Like standing at sporting events? The Kansas City Chiefs would appreciate it if you didn’t when you show up at Arrowhead Stadium.
“Excessive standing and/or obstructing the view of other fans” is second only to the use of “foul, obscene, offensive or abusive language or actions” among banned behaviors on the Chiefs Fan Code of Conduct. (http://www.kcchiefs.com/arrowhead/policies/)
As if that weren’t bad enough, the Chiefs also are introducing a new system for reporting issues and problems. It will allow fans to text message confidential complaints before, during and after the game from any cell phone.
I never realized the fan experience at Arrowhead Stadium was so poor.
I had been under the impression that it was widely regarded as one of the NFL’s — and all of sports for that matter — toughest venues. And I also generally considered that to be a nod to Kansas City’s fans.
Certainly, from a safety standpoint, the Chiefs are onto something. With 80,000 folks — many a bit over-lubricated — in the same place, it’s hard for the stadium staff to monitor everything that occurs in the stands.
The system ought to help break up fights between drunken idiots faster or prevent drunken idiots from getting into fights in the first place, which is a good thing. I’d be all for that if there were some guarantee it would stop there, but we all know that won’t be the case.
I’ve been to many a Chiefs game and stood through almost every minute of every game. I sit down for commercials but that’s about it. Most of the time, it’s because I’m into the game, but a lot of times it just helps to be able to bounce around to ward off the cold.
I can’t say I’ve ever had people complain about my standing aside from a few Denver Broncos fans at the Thanksgiving Day game a few years back. Of course, because Broncos fans are substandard species, I didn’t feel even remotely bad for inconveniencing them. And that didn’t really happen; I just wanted to take a cheap shot at Broncos fans.
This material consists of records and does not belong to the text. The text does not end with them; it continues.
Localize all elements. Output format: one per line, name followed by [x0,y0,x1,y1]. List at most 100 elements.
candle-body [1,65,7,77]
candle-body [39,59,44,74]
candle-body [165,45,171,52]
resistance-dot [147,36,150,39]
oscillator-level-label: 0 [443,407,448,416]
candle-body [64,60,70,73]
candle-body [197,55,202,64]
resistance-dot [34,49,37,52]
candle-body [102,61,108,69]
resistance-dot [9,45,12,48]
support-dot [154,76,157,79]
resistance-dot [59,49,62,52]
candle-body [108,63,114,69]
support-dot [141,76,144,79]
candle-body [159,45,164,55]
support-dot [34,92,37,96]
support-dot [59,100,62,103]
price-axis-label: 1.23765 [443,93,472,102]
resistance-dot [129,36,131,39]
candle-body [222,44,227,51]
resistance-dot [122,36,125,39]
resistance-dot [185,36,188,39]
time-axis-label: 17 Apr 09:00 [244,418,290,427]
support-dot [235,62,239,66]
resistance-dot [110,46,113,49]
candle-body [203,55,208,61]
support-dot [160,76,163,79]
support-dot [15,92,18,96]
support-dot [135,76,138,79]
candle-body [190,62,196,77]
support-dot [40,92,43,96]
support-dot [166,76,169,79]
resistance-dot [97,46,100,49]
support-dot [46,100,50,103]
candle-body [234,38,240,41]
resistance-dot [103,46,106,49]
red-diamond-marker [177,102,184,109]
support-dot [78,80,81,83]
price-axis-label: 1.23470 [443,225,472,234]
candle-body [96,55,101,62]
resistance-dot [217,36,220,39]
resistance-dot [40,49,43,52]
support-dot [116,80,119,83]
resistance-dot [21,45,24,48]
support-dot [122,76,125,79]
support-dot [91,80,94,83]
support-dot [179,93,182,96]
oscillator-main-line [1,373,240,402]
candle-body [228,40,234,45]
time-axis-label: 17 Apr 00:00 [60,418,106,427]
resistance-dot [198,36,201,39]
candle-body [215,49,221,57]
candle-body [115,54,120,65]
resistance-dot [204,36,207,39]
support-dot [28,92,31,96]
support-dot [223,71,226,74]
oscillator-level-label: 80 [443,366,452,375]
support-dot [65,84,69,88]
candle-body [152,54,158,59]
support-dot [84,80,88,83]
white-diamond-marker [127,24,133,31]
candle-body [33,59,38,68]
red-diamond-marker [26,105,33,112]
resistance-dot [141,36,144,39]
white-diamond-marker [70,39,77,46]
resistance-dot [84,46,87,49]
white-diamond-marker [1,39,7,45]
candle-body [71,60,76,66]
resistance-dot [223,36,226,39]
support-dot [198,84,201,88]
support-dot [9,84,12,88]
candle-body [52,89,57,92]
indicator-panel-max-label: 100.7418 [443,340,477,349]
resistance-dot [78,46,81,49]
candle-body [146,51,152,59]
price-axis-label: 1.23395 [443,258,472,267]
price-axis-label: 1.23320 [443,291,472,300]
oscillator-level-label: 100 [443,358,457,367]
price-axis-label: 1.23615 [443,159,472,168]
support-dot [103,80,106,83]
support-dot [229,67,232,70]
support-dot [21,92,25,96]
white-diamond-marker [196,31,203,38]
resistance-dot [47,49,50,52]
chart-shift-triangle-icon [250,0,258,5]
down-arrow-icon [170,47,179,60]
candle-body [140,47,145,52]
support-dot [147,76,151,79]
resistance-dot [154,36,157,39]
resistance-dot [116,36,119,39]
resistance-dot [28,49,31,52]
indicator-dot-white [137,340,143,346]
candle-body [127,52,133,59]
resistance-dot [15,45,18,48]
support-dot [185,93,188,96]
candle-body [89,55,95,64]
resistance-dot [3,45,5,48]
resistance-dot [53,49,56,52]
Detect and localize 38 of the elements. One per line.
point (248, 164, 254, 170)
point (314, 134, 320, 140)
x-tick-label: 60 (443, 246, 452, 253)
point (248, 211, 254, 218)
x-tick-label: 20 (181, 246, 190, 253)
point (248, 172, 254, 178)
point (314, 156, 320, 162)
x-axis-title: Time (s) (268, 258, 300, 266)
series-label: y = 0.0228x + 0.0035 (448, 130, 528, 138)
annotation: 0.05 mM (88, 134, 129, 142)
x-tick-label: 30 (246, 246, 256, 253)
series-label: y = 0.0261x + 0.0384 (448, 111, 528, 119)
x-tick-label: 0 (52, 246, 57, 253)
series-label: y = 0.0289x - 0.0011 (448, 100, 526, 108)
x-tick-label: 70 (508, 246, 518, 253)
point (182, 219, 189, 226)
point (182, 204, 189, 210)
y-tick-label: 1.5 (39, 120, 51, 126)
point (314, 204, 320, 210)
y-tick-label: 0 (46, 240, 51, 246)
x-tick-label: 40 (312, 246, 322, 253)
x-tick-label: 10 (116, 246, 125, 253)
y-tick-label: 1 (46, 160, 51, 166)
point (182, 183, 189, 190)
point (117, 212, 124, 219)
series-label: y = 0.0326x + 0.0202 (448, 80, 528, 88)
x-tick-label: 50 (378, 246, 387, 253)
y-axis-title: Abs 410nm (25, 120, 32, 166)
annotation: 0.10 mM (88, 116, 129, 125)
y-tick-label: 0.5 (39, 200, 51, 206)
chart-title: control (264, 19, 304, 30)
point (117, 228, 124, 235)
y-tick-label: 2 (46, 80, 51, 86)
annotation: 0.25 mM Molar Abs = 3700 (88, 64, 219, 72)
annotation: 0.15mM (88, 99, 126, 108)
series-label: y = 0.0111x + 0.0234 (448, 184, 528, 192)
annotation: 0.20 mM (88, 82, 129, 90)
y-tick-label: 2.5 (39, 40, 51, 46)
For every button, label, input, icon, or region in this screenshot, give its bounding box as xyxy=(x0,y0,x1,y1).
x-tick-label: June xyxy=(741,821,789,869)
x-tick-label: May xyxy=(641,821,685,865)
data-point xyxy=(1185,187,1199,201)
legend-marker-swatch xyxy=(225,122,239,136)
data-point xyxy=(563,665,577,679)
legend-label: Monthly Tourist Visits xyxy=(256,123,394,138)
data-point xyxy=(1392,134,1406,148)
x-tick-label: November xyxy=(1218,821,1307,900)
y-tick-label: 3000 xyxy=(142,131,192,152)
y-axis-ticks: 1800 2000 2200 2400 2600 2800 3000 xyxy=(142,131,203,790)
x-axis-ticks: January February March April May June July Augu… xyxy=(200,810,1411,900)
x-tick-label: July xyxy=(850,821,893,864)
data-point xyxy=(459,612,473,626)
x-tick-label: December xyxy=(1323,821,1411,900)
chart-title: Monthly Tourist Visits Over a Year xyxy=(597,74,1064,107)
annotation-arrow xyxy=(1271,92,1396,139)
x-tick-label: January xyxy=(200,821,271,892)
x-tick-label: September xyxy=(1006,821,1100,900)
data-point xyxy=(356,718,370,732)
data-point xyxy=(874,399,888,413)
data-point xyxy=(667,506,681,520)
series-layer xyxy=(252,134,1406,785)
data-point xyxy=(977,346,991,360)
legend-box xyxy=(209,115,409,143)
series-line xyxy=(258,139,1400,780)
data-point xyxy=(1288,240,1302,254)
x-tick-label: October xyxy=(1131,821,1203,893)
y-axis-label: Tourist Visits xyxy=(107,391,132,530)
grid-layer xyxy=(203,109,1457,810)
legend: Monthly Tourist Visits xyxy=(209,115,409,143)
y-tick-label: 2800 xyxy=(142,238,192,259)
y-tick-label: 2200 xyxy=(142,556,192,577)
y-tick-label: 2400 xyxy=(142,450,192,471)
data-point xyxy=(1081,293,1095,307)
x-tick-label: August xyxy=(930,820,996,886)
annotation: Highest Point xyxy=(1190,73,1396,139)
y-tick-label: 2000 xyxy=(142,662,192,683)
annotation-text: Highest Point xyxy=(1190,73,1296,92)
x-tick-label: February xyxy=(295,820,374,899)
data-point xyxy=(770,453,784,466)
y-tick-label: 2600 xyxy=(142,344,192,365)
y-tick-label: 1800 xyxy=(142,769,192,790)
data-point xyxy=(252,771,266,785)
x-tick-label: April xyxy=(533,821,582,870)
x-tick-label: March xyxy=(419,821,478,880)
The policy is lunacy, though.
At high school football and basketball games, standing is commonplace among student sections. This behavior is learned early on. The more excited and intense fans are about a game, the more they stand, bounce around and scream. It’s a universal part of sports.
Watch a European soccer match or rugby sometime, nobody in the stands at those games sits. Heck, in England, nobody even sits down in the bars when a match is being played. If you want to sit, go to cricket or baseball games.
Football fans are meant to stand. I’ve heard the argument that people who want to sit paid for their ticket and deserve to enjoy the game. Well, people who want to stand also paid for their ticket and deserve to enjoy the game as well.
I can’t even stay seated watching Chiefs game at home on my couch, but I suggest if you want to sit on your thumbs through an NFL game that’s where you ought to be: on your couch at home.
The Chiefs have done some ignorant things through the years — drafting Todd Blackledge, hiring Greg Robinson, not firing Carl Peterson at the end of the 2003 season when the franchise’s playoff-victory drought reached a decade, benching Rich Gannon for the Jan. 4, 1998, Divisional playoff game against the Broncos ... I could go on.
If anything, the Chiefs should be encouraging more fans to stand.
Why not set up a text messaging system where I can complain that the people around me aren’t be big enough fans for my taste and receive a ticket upgrade?
Shame on the Chiefs for setting up a pointless, sophomoric, unenforceable and anti-American policy. Do they think Arrowhead Stadium is a third-grade classroom?
Win a Super Bowl before dictating how the diehards who attend your games show their support.
If someone’s cursing constantly, smoking in the seats, starting fights, wearing Broncos apparel or throwing things at other fans, that fan needs to go — and stay gone for good.
But standing? I wish it were joke.
Shame on anyone who uses the system to tattle on people for standing during a game. I hope, whether you wind up in heaven or hell, the only sports you’ll ever get to see again are Los Angeles Clippers games.